Battery life

I am doing well learning my way with battery based circuits. But it has taken some time to get the hang of it.

ESP32 deep sleep

The first thing is the ESP32 can go deep sleep, with controls of some GPIOs that can have set states and be used to wake from sleep, or a timer. Using this with a simple LDO regulator from a 3.7V LiPo I know I can make a device that lasts for several weeks on a charge from a pretty small battery because the Watchy does this. The nice thing is this is deep sleep most of the time, with timed wake to update display every minute. It works, and I have made similar circuits myself.

Leaks

However, some of my designs are not as long lasting, maybe a few days of idle/off time. The reason is that the idle current needs to be very very low, a few uA. Deep sleep on the ESP32 is that low, which is ideal.

Well, except you can set GPIOs in some states and that could use current. If careful though, e.g. week pull on a GPIO input to a button which is not normally pressed, you can indeed keep the current that low.

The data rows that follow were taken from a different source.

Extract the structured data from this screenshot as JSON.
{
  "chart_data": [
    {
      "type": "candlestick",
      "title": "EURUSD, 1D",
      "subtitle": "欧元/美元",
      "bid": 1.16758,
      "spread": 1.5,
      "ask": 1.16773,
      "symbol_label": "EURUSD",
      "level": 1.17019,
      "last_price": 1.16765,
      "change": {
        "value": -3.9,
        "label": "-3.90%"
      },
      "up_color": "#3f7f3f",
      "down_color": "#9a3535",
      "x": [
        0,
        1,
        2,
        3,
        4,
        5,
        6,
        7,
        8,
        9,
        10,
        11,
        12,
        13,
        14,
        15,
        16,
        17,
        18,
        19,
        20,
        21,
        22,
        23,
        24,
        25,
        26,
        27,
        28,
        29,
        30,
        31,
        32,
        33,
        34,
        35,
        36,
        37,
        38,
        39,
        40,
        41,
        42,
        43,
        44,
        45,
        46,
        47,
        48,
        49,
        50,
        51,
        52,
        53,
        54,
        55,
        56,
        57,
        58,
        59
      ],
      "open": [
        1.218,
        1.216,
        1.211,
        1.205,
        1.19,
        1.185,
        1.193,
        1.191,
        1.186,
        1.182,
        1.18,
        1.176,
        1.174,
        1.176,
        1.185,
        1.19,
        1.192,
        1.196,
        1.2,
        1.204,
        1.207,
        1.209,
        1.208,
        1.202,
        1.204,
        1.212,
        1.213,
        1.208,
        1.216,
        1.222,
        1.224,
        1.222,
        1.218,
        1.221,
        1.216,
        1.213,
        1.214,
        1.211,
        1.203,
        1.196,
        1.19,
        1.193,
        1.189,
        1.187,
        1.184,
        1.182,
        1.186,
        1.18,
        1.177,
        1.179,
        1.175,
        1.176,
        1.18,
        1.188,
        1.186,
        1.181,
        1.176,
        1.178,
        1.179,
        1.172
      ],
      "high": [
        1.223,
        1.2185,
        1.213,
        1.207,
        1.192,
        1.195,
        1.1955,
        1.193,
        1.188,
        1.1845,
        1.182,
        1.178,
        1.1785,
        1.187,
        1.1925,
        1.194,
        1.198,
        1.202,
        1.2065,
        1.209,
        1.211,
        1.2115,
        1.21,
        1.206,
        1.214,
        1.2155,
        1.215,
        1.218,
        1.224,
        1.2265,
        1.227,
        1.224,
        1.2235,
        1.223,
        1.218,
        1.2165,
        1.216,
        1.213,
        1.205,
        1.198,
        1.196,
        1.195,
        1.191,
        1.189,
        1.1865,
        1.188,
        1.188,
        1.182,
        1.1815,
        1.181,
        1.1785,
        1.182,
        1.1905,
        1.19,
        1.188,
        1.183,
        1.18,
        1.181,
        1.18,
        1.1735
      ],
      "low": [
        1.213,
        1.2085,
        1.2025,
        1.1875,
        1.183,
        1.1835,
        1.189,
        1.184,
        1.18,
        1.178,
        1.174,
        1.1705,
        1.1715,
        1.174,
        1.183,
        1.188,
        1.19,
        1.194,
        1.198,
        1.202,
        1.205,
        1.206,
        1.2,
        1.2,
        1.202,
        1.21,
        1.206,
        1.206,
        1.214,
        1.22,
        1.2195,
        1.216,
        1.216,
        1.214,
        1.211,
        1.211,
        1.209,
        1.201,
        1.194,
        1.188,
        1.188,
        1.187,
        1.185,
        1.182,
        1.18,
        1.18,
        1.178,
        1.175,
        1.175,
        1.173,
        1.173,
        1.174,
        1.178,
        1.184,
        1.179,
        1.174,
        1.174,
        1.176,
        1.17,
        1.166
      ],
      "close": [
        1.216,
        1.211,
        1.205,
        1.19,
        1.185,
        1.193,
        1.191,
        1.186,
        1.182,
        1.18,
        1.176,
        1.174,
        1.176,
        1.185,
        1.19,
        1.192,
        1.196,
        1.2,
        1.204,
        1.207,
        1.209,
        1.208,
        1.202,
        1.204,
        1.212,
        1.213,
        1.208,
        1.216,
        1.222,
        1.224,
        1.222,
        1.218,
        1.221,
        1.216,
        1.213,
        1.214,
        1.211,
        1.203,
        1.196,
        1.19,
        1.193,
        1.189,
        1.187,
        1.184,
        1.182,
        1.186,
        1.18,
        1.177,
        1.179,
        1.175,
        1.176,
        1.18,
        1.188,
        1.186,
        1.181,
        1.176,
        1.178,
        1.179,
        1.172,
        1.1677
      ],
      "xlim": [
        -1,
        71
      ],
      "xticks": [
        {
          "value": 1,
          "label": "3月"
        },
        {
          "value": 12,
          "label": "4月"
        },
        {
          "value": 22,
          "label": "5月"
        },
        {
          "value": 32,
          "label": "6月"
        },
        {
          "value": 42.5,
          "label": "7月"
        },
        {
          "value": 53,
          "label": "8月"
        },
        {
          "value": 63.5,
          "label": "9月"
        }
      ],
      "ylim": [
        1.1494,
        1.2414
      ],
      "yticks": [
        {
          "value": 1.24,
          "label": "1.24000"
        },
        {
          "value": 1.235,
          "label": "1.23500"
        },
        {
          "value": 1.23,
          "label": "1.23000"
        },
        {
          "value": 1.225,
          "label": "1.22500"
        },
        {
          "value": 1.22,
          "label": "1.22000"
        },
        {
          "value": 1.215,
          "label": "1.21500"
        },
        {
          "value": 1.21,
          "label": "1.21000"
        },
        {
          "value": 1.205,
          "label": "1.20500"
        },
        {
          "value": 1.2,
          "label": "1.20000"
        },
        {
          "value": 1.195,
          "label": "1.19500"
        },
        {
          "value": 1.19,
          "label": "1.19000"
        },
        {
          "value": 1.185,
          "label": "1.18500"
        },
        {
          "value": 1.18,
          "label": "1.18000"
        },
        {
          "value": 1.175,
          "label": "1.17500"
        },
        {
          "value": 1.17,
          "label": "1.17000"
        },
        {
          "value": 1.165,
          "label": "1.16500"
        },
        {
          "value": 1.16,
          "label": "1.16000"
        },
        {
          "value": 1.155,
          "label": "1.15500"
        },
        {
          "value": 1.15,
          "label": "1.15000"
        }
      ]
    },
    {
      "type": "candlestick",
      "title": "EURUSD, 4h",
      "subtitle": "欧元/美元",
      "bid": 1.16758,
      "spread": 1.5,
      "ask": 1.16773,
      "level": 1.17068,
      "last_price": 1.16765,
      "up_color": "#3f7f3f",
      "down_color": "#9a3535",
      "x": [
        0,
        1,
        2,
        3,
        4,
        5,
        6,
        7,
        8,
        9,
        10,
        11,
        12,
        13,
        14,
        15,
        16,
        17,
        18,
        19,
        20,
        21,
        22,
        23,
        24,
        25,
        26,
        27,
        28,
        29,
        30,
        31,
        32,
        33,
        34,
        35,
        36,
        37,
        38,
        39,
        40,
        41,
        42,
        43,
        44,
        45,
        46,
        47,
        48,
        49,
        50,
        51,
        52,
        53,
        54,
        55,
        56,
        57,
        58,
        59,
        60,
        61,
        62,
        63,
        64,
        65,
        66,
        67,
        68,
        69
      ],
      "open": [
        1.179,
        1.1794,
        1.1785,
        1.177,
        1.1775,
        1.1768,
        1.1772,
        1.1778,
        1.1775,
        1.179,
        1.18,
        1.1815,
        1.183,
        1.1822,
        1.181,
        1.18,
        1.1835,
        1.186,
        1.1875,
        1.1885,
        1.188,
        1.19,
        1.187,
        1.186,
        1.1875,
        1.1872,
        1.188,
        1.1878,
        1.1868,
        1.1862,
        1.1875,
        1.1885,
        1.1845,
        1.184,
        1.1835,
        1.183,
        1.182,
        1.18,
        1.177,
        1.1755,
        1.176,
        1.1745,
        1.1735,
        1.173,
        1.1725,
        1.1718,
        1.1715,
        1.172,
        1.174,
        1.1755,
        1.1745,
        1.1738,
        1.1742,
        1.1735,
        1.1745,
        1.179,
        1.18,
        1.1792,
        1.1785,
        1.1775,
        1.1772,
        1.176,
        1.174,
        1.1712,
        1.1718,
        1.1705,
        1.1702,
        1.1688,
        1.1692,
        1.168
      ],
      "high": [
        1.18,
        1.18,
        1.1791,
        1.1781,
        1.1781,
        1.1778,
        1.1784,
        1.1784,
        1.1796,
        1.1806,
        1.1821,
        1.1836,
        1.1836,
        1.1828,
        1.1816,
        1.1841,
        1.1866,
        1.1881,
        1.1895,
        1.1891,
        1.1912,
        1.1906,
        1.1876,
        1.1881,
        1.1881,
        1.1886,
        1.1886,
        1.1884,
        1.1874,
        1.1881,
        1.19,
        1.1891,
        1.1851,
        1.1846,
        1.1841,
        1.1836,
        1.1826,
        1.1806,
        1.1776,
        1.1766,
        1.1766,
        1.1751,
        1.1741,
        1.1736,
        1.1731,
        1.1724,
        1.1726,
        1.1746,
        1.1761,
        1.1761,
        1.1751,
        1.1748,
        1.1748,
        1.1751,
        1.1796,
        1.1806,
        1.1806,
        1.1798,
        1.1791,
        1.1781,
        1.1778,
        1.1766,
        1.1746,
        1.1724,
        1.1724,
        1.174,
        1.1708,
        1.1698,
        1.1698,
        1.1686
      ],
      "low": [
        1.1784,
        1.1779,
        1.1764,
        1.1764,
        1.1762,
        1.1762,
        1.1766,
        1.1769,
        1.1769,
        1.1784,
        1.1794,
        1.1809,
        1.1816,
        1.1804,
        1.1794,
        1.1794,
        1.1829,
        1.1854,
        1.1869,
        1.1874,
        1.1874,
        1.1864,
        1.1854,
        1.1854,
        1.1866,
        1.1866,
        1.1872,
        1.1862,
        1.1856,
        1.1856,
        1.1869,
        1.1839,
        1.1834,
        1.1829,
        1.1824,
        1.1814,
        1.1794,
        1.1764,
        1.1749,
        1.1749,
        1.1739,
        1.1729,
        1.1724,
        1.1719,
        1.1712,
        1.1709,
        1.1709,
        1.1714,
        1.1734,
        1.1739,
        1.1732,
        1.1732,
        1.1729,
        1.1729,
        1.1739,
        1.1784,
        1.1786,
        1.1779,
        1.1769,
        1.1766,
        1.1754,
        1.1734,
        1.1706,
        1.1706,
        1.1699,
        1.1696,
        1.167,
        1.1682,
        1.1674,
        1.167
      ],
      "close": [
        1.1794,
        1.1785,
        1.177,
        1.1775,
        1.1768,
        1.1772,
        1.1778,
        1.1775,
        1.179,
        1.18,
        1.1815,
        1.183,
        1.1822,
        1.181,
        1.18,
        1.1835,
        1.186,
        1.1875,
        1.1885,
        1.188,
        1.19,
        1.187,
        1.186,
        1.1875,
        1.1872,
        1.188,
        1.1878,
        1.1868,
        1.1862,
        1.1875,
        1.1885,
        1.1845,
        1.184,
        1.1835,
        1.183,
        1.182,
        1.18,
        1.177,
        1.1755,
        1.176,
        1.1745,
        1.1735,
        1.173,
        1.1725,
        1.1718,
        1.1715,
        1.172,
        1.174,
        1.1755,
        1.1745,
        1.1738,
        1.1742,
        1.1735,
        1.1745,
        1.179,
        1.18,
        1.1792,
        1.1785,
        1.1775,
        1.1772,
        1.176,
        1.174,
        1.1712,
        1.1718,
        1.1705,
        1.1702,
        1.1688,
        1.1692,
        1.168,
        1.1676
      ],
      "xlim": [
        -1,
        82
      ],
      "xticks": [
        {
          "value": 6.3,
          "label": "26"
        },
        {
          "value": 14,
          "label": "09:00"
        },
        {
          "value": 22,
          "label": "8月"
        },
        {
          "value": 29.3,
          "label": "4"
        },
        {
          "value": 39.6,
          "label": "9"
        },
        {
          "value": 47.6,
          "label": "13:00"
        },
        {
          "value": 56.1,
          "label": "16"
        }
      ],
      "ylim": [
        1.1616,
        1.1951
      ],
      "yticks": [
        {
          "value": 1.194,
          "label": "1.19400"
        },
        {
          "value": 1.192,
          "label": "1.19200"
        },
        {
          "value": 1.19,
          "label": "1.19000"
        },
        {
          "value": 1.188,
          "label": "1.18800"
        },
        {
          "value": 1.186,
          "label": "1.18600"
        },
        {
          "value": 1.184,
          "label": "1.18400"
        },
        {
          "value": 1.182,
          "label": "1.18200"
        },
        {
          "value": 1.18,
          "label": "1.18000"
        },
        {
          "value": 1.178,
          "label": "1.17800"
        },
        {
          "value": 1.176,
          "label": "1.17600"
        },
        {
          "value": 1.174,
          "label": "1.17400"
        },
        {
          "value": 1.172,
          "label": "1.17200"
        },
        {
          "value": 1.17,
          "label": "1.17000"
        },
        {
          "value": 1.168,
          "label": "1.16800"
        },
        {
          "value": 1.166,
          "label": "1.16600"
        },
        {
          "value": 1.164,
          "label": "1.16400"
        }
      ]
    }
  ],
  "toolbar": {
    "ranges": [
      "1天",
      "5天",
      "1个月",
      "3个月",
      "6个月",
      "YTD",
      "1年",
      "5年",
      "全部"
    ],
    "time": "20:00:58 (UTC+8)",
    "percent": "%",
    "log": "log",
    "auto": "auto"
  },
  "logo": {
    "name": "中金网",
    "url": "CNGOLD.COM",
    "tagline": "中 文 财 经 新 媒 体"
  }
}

But there is one annoyance that has led to standby times of more like a day, and that is the nice WS2812 style status LED I use. Its idle current when off is still typical 350uA, which, by comparison to the CPU is huge! There can then be other devices that use power, and even the LDO will leak some.

The solution was a simple pair of FETs to switch the LED off, though for a single status LED I could probably power directly from a GPIO, which may be a neater solution.

This has led to many days standby - well probably indeed the few weeks as I measured on the Watchy.

More LEDs

Once example where this was a lot more of a problem, leading to standby times of more like a few hours at most, was the IronMan glove with 88 LEDs, so idle was more like 30mA. That was a mistake, and one reason I wanted to improve things a lot.

Point of load / power distribution ICs

Whilst a simple pair of FETs works well for controlling power to LEDs, there are some devices really intended for this, which are very cheap, and really quite clever. An example is the TI TPS22916. It is tiny (0.78mm x 0.78mm), has power in and out, GND, and a control input, and that is it.

Its job is to switch power input to output, simple as that, but it has a slew rate to reduce input current surges, and the control input is a simple logic level, active high, that will switch from as little as 1V, so will work directly from a GPIO, no other external components at all. It also has thermal cut out.

This makes it much smaller and neater than a dual FET, plus two resistors, and better and safer (the slew rate and thermal cut out). It also has a standby of typical 0.1uA, so basically nothing.

This makes it ideal to control the LEDs, even when only one status LED.

But there is more

I think I can do better. The idle ESP32 has some current and the LDO will have some even when idle. What if I could eliminate almost all power usage when off.

This is my plan...

I'll explain...

This idea is the LiPo (the connector at the top) feeds in to two of these switch ICs. It could be just one if all I wanted was an on button. This idea is the button links the battery to the switch IC control - the switch IC even has a built in pull down so no extra component needed. When button is pressed power comes on.

Then a GPIO (PWR) is driven from the processor - if I only had one switch IC it would be linked to the button to logically hold it pressed. This keeps the power on until the processor commits suicide by lowering that GPIO level.

By using two switch ICs I can still keep things on from a GPIO, but by linking the button to a GPIO input, I can still detect the button pressed when on. Button press does nothing for power when power is already on, but the CPU can tell the button is pressed, and use that, including using it as a power off switch if wanted.

The concept is that when logically off (and this means no wake up on timer, properly off), the only leaking current is of the order of 0.1uA (x2) through the switch ICs. Not even leakage via the LDO or the deep sleep processor applies. This should allow the battery to last a long time, e.g. even a tiny 150mAh should last decades in idle, with the batteries own internal leakage being more of an issue.

So, ordering some sample boards to test.